Le coup de trop…
Il aura fallu légiférer sur la violence conjugale pour faire de celle-ci un crime aux yeux de tous.
Depuis toujours, le mari a battu son épouse comme plâtre. Mais, du droit de correction médiéval à la violence conjugale caractérisée, longtemps, le droit a évité d’entrer dans la vie privée. Le Code Napoléon ( 1804), en consacrant la toute puissante autorité maritale, ouvre le champ à la tyrannie domestique. La justice, très indécise, s’arrêtera longtemps sur le seuil inviolable du domicile conjugal.
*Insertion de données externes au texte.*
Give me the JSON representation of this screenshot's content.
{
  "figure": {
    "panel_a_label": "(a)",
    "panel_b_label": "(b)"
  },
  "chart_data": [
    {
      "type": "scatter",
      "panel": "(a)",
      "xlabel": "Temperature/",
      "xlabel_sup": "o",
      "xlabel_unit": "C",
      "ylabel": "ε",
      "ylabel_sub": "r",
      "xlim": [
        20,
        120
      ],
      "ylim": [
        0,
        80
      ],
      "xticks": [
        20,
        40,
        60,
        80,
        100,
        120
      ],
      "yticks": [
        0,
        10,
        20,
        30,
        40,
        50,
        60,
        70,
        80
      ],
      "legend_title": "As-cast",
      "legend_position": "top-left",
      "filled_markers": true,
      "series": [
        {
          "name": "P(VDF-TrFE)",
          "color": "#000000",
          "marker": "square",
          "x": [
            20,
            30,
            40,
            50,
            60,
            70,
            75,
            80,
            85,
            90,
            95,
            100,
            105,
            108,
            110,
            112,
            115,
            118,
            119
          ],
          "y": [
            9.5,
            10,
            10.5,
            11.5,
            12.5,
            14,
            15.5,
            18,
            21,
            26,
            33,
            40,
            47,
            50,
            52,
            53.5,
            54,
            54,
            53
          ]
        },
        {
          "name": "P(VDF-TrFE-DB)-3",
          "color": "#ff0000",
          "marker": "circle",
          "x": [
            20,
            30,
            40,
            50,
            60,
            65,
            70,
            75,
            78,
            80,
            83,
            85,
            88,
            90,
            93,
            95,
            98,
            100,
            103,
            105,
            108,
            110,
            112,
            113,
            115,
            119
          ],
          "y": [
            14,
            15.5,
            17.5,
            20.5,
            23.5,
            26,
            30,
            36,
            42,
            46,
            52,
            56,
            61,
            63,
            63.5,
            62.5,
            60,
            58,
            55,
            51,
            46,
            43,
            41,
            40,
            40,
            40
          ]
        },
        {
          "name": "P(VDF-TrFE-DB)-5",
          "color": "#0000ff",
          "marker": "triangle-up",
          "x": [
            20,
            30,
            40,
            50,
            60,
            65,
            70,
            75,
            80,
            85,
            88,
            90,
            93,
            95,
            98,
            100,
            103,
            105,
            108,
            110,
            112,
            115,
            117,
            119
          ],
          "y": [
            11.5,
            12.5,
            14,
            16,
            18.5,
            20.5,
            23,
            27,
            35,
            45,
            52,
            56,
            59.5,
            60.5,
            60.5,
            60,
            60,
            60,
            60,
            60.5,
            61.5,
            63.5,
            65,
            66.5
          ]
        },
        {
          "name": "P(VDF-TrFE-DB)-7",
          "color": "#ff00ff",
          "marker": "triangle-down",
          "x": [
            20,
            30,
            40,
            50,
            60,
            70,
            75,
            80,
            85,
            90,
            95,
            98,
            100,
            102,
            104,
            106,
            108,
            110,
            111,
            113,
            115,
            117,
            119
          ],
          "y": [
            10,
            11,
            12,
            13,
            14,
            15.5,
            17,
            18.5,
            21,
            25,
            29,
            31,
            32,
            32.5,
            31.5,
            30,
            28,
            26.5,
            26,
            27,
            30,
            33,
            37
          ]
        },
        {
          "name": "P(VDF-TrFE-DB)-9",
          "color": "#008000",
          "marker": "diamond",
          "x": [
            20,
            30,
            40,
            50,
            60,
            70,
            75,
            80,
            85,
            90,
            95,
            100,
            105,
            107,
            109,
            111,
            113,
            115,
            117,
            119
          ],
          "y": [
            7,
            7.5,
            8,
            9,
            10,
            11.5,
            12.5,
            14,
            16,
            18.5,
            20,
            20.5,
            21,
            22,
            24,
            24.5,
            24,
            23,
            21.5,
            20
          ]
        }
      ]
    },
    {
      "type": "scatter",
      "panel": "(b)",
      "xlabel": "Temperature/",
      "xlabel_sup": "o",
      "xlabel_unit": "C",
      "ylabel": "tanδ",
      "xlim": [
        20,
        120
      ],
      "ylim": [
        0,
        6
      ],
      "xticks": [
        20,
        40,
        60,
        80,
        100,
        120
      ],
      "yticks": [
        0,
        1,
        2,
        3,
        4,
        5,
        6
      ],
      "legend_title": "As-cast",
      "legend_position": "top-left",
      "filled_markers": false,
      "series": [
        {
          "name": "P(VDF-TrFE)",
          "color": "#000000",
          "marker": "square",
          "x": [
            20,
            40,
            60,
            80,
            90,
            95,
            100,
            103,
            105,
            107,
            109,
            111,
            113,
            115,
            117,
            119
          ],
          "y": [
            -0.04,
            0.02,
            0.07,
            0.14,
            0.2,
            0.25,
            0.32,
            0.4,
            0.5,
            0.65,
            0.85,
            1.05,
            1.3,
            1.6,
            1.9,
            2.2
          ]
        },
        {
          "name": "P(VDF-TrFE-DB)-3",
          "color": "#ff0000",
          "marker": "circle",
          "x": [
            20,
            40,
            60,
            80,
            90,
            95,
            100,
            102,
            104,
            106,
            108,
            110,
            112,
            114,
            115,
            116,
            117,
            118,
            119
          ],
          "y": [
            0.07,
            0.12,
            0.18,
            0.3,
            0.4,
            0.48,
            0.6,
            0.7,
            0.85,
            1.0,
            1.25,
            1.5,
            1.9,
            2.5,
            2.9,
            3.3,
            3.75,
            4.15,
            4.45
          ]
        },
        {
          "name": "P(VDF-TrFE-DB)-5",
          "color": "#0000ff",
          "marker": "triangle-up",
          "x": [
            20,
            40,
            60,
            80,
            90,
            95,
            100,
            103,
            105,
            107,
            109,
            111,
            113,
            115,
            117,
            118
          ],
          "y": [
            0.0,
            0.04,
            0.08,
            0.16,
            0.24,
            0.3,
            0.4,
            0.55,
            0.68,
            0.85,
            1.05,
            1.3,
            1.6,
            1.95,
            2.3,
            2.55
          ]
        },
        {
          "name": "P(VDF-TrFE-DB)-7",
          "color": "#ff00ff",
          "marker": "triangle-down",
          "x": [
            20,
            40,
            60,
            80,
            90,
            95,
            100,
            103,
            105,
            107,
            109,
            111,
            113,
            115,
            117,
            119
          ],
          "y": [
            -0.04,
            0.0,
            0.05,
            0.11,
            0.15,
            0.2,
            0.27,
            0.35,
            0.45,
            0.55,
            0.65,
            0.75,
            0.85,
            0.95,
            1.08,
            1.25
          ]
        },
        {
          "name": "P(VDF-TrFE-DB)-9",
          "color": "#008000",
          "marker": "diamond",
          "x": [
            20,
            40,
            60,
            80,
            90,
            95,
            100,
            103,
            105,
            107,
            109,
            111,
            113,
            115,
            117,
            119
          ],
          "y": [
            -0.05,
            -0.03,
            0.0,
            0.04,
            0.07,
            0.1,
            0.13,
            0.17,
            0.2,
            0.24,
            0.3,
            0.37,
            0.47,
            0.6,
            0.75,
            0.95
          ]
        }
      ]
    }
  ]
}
Mais trop, c’est trop ; on ne put faire la sourde oreille aux cris et aux appels à l’aide de la femme maltraitée, montant de tous les coins de France. La société s’émeut et le droit se mobilise contre le despote domestique. Dans son cabinet, le juge d’instruction, figure centrale du dispositif judiciaire, évalue, cerne, atteste la violence conjugale qui peut mener l’époux aux assises. Pour un certain féminisme militant et peu regardant, ce XIXe siècle, celui du « droit bourgeois », de l’ordre moral et du patriarcat aurait négligé les violences conjugales. Il n’en est rien. Juristes, policiers, magistrats, experts se sont emparés de l’affaire, et très sérieusement. Au point que le crime même de viol conjugal fut constitué. Historienne du droit, Victoria Vanneau déploie dans son livre passionnant, archives à l’appui, la généalogie de l’affaire. La violence conjugale n’est jamais un simple fait divers journa - listique, mais avant tout un fait de droit constitué, instituant un délit, un crime, une peine. Si battre sa femme fut, un temps, une méprisable évidence, c’est, de nos jours, un crime. On devrait enseigner l’histoire du droit à l’école.